Le texte aborde ainsi la question du droit des patients : secret professionnel, liberté d’être informé ou non sur son état de santé, refus ou interruption des soins… De même que l’impact de la part croissante des maladies chroniques, du vieillissement de la population, des restructurations hospitalières et de la recherche de productivité sur l’exercice infirmier.

Il propose un cadre protecteur à la profession qui a vu son champ de compétences considérablement élargi, par exemple en matière de prescription. La protection des intérêts des infirmiers est également abordée : règles relatives à la confraternité, l’entraide, la probité ou l’interdiction de la publicité…

Le Code accroît enfin les prérogatives de l’Ordre national des infirmiers, en matière de fonctions disciplinaires mais aussi d’autorisations de remplacement.

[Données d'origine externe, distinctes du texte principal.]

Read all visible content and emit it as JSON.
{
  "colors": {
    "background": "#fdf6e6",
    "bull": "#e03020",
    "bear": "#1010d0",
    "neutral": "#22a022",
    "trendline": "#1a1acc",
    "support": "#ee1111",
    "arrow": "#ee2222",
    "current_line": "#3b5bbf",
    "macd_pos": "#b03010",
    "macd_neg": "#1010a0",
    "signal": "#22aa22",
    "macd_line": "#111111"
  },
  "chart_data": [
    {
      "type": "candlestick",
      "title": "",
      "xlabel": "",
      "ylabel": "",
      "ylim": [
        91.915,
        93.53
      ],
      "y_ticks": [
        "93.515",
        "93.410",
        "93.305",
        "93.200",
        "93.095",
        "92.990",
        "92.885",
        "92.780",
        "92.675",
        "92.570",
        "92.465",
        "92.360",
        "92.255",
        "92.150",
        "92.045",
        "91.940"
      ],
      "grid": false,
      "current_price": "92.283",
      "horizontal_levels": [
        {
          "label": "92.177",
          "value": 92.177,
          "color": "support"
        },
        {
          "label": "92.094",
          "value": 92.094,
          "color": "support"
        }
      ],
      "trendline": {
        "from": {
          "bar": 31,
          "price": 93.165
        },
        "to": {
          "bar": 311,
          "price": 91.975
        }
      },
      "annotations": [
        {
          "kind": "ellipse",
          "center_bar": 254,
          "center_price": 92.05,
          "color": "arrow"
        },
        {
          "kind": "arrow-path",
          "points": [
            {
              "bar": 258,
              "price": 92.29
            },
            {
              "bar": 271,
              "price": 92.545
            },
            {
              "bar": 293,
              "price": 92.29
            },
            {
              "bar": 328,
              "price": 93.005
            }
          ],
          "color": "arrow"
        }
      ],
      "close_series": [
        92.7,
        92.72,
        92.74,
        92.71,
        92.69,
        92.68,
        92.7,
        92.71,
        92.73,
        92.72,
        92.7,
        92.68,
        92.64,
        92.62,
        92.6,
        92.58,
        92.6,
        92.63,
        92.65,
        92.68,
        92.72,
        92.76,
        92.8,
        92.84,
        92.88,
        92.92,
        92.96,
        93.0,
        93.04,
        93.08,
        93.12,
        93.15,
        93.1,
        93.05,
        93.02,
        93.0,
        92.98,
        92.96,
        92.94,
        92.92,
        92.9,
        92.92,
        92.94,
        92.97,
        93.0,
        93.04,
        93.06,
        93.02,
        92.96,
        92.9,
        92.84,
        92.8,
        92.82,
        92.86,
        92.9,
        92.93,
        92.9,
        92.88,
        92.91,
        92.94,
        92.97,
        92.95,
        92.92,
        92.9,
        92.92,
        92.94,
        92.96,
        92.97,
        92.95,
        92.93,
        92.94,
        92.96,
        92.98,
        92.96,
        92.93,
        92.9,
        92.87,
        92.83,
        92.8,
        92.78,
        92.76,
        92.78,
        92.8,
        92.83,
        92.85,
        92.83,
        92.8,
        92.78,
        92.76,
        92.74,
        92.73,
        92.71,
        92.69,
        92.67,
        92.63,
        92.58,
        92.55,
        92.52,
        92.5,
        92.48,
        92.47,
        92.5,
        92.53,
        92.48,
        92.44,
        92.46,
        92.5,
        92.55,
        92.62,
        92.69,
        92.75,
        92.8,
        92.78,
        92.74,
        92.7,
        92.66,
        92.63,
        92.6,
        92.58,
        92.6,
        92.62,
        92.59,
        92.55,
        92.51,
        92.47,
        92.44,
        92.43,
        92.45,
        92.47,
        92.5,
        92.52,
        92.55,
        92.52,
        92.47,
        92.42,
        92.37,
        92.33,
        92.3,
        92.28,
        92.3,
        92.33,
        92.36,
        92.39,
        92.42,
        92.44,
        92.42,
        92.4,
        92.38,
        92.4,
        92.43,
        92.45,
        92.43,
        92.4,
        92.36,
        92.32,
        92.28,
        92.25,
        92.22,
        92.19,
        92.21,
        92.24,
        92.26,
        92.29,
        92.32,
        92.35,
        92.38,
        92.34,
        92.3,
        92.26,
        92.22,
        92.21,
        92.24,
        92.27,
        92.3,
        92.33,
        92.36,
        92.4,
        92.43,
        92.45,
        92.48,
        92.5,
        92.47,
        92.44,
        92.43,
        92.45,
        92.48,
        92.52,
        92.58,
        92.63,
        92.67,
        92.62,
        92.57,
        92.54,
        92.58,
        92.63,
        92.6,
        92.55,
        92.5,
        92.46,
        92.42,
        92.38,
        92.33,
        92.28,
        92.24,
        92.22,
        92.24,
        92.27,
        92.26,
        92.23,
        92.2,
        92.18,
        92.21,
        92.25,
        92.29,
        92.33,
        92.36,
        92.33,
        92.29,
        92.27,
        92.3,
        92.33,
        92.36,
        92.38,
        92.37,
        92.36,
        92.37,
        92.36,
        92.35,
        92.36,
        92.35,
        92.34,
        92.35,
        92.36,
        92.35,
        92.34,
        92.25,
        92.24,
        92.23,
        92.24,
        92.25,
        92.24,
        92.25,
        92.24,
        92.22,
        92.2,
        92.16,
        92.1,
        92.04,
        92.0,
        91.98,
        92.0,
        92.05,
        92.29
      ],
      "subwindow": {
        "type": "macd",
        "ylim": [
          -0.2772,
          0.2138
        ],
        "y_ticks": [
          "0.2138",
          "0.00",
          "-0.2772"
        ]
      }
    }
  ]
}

Sa publication intervient dans un contexte où la profession infirmière connaît un grand malaise et s’interroge sur sa place au sein du système de santé. Pour Didier Borniche, président de l’ONI, c’est « un élément fédérateur puissant qui permet d’affirmer le primat des valeurs de [la] profession sur toute autre exigence, dans un contexte où la rentabilité financière a tendance à prendre le pas sur la qualité des soins et la sécurité des patients ».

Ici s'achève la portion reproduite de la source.